Taking financial literacy to the apps

Editor’s note: This column ran in the March 21 edition of The Pulse, a weekly BankBeat email sent to subscribers which also includes top stories from the previous week. 

As we approach Financial Literacy Month, it’s enlightening (and maybe a little frightening) to look at the ways people learn to manage their money. About 80 percent of young adults have gotten financial advice from social media, according to a Forbes survey, but only a third of them check the reliability of their sources. Gen Z in particular tends to favor video-based content, especially on TikTok. If your bank isn’t already posting video content to social media, it’s well past time to consider it.

In an upcoming April BankBeat magazine story about financial literacy, a banker describes how their involvement on social media ramped up after they discovered a customer was using their Social Security number as a username. It’s the kind of thing that makes your mouth drop open in horror. 

That’s a rare case, but as cybersecurity expert Ashley Podhradsky pointed out in our magazine this month, there are many examples of more mundane lapses of judgment that can lead to cybersecurity flaws. The most inexperienced, vulnerable customers need the helping hand your institution can provide. The rest of us can always use a good refresher, too, and community bankers are perfectly positioned to fill this role.

The key element for this to work is being a trusted source of information. It’s ridiculously easy to speak with a tone of authority in a TikTok video, whether or not the content of that video is remotely reliable. There’s a famous New Yorker cartoon that sums up the ease with which the internet can obscure identities.

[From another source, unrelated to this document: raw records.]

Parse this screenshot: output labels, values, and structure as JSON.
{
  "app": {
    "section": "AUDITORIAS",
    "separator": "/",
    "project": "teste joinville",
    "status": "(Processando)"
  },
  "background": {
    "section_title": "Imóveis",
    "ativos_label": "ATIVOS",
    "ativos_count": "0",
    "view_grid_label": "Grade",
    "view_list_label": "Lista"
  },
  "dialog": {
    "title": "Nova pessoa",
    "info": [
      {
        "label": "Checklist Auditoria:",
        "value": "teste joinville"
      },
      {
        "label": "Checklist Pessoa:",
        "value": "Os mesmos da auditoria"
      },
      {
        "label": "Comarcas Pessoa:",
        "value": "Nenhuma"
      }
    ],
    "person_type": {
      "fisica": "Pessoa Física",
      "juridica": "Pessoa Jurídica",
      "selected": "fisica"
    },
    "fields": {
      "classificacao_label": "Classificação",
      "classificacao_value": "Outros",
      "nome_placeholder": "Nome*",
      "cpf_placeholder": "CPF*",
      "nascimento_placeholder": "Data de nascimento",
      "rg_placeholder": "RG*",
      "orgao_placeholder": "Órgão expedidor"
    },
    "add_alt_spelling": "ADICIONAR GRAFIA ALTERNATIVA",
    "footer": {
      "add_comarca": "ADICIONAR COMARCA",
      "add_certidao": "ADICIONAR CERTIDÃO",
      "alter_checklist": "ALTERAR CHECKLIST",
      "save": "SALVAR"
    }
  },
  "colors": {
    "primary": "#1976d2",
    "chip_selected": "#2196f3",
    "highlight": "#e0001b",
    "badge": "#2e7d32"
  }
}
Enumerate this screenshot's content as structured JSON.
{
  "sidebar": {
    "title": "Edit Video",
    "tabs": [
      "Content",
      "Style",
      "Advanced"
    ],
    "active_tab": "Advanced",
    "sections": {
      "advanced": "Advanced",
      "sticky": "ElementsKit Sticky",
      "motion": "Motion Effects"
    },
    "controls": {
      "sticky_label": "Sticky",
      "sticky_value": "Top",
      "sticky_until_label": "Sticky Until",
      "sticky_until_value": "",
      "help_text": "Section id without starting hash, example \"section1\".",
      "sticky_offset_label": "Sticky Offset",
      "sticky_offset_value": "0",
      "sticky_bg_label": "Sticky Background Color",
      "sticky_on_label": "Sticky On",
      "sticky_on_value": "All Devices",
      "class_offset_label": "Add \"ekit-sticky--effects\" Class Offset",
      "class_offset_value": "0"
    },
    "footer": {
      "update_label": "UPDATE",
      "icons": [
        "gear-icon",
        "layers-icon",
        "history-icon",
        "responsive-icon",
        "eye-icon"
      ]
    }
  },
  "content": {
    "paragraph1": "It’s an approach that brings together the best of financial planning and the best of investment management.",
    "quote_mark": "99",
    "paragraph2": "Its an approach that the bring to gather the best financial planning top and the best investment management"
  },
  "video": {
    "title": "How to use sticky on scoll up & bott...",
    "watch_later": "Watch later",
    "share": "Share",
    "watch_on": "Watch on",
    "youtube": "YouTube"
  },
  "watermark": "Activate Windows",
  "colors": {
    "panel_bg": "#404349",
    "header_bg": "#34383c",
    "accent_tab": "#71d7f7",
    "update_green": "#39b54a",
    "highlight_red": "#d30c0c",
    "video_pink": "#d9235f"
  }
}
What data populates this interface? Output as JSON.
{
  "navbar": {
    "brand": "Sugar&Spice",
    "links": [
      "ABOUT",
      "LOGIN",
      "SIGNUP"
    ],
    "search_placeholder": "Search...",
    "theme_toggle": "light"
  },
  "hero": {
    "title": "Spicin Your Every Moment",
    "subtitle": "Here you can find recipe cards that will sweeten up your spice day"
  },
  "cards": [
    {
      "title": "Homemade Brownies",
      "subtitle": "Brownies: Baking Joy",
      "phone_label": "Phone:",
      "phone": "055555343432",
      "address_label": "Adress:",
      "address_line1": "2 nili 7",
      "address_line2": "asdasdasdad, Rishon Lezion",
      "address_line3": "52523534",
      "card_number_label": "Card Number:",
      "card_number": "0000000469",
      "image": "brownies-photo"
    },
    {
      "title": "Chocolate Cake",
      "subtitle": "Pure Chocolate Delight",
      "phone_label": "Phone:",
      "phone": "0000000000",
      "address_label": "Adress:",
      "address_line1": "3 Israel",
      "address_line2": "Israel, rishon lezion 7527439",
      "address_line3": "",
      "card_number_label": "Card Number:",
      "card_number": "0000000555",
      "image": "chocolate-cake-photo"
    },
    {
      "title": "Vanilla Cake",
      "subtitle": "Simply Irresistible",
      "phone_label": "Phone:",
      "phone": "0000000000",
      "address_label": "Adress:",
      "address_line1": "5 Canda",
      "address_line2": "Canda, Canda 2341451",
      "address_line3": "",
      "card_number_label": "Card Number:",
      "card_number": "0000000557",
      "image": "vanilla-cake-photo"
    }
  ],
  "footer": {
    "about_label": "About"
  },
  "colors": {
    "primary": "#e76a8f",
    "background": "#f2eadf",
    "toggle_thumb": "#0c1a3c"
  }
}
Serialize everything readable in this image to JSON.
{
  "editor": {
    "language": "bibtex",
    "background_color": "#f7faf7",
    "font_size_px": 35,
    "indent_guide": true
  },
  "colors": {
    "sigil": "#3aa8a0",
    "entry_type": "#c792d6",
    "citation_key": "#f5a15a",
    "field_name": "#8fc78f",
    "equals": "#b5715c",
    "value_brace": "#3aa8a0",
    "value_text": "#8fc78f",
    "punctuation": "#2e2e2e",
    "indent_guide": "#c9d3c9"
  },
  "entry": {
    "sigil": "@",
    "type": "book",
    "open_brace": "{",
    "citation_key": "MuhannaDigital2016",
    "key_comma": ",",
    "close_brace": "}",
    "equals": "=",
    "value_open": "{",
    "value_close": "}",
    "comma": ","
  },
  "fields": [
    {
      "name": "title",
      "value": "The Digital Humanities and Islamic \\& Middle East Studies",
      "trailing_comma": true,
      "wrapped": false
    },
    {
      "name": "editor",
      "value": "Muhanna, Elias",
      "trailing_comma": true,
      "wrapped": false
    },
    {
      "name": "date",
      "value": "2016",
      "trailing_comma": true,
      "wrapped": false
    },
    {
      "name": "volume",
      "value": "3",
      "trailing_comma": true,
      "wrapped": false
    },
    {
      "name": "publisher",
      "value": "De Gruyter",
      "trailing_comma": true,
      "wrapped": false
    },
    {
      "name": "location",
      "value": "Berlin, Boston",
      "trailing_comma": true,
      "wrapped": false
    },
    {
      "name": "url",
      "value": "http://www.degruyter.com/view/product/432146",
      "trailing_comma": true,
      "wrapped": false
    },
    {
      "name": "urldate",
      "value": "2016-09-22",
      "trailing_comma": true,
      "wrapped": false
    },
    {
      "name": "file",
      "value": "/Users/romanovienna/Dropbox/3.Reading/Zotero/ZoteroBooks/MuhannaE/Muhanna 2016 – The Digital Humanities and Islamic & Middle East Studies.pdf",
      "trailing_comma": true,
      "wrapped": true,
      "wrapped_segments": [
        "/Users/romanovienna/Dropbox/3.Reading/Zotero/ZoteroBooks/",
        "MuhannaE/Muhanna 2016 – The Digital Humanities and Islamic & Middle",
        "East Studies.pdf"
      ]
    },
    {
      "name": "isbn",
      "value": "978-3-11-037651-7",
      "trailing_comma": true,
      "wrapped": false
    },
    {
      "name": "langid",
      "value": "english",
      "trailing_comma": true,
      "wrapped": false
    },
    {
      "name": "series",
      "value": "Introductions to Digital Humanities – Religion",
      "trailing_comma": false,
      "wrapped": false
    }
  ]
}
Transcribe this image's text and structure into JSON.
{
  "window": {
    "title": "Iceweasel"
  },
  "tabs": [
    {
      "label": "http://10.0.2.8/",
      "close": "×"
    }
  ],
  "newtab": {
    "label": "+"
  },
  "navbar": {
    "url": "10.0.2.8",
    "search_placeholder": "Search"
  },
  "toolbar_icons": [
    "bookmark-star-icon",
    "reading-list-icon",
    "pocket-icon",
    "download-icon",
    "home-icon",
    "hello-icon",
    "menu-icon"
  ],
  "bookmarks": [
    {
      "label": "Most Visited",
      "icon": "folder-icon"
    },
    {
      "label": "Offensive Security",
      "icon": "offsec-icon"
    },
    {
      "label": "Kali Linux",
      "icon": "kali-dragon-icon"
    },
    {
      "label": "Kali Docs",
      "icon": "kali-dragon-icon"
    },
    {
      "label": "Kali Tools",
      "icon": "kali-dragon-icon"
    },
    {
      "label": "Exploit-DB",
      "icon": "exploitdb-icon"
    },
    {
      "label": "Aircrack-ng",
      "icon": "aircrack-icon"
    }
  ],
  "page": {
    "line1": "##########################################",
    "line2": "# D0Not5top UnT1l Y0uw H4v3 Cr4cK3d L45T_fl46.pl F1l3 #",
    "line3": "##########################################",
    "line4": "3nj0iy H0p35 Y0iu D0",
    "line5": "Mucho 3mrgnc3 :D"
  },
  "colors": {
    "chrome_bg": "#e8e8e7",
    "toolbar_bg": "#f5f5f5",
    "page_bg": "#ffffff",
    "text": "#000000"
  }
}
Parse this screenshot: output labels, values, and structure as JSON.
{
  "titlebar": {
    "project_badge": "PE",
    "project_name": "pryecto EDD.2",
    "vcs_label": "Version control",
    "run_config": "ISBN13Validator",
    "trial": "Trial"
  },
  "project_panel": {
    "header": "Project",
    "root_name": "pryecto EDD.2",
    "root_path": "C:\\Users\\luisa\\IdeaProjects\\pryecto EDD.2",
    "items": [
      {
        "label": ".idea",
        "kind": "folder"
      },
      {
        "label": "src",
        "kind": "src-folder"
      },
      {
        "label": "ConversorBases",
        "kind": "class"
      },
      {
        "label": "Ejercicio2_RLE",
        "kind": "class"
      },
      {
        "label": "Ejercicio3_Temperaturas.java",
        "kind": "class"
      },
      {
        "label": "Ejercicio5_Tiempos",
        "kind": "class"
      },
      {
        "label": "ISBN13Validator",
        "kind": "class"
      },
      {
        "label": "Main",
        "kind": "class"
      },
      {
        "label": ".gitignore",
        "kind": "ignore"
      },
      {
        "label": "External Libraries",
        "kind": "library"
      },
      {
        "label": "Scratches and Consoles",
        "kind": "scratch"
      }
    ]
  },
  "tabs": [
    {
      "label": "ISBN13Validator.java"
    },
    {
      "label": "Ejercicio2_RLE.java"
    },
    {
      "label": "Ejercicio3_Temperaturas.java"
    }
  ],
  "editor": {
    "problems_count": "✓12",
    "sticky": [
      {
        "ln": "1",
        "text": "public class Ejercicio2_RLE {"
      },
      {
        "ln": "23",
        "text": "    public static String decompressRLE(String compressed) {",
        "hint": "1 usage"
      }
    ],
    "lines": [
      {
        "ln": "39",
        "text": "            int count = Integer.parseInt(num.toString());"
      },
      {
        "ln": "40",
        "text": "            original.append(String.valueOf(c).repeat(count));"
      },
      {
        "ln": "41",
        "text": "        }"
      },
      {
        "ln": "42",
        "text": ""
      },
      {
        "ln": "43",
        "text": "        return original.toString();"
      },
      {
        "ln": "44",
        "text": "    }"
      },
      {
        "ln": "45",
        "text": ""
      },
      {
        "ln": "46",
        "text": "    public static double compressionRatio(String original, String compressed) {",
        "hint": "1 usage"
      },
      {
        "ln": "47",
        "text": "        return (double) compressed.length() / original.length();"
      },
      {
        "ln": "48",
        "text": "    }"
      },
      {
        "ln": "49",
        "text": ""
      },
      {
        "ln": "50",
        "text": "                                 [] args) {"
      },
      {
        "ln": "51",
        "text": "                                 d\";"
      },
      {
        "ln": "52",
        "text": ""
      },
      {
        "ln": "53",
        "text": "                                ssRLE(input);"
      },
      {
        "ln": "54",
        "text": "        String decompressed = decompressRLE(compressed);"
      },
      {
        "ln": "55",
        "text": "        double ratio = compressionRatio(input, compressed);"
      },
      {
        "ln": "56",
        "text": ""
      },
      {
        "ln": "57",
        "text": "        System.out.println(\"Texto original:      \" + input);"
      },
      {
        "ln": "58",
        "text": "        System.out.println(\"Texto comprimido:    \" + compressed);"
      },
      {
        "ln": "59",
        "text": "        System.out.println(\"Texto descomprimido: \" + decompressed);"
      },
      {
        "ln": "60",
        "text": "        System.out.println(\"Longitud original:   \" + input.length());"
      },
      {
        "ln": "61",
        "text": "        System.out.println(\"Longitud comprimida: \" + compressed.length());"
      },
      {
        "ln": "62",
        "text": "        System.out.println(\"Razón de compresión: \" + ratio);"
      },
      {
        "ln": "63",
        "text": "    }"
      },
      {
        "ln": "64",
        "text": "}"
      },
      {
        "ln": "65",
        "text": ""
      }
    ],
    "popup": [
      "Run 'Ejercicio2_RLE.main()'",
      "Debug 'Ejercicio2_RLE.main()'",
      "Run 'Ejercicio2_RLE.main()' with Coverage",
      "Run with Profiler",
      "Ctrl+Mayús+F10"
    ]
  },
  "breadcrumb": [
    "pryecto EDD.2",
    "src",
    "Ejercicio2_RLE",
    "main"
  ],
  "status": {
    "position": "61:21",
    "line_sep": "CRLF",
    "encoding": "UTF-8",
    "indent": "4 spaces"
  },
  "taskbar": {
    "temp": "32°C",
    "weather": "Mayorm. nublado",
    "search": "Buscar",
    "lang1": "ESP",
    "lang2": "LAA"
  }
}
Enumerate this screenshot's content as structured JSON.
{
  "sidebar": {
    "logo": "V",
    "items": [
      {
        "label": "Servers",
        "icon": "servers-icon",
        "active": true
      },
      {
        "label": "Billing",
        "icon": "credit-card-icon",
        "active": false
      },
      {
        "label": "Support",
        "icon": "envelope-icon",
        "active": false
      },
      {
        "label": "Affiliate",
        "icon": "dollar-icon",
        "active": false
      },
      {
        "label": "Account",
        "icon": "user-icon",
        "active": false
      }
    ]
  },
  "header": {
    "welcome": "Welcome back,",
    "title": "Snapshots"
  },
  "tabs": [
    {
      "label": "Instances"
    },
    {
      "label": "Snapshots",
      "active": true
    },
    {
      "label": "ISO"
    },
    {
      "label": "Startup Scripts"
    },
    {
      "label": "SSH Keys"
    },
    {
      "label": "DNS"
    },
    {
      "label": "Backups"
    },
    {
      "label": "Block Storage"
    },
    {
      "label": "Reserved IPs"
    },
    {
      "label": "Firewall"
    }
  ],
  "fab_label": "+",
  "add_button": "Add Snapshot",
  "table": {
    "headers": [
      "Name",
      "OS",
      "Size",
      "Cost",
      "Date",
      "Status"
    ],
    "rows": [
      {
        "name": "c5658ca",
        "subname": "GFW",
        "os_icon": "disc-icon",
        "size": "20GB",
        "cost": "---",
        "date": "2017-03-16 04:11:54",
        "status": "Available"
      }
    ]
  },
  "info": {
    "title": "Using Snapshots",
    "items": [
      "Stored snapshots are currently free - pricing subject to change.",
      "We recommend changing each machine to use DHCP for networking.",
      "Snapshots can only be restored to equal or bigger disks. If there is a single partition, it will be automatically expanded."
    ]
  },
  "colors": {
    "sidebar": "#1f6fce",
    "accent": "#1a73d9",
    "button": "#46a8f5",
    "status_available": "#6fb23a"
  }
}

It’s often hard to know who precisely is giving out information on the internet, even when you can see their face on video; this is only going to get harder as AI content creation grows more sophisticated and widespread. Establishing your bank as a trustworthy source of information will give your customers (and other random viewers) a giant helping hand. 

TikTok and its Chinese parent company ByteDance have been in the news lately because of a potential ban amid security concerns around the app. ByteDance could be forced to sell the platform, but even if TikTok disappears from the scene, there are plenty of other video-based platforms hungry for credible financial advice.

While the educational work of financial literacy shouldn’t disappear from the classroom, the reality is most people aren’t pulling out a textbook when they have a question. A lot of them aren’t even turning to Google for that information either. Meeting customers where they’re at means being on the apps, and that increasingly means video content.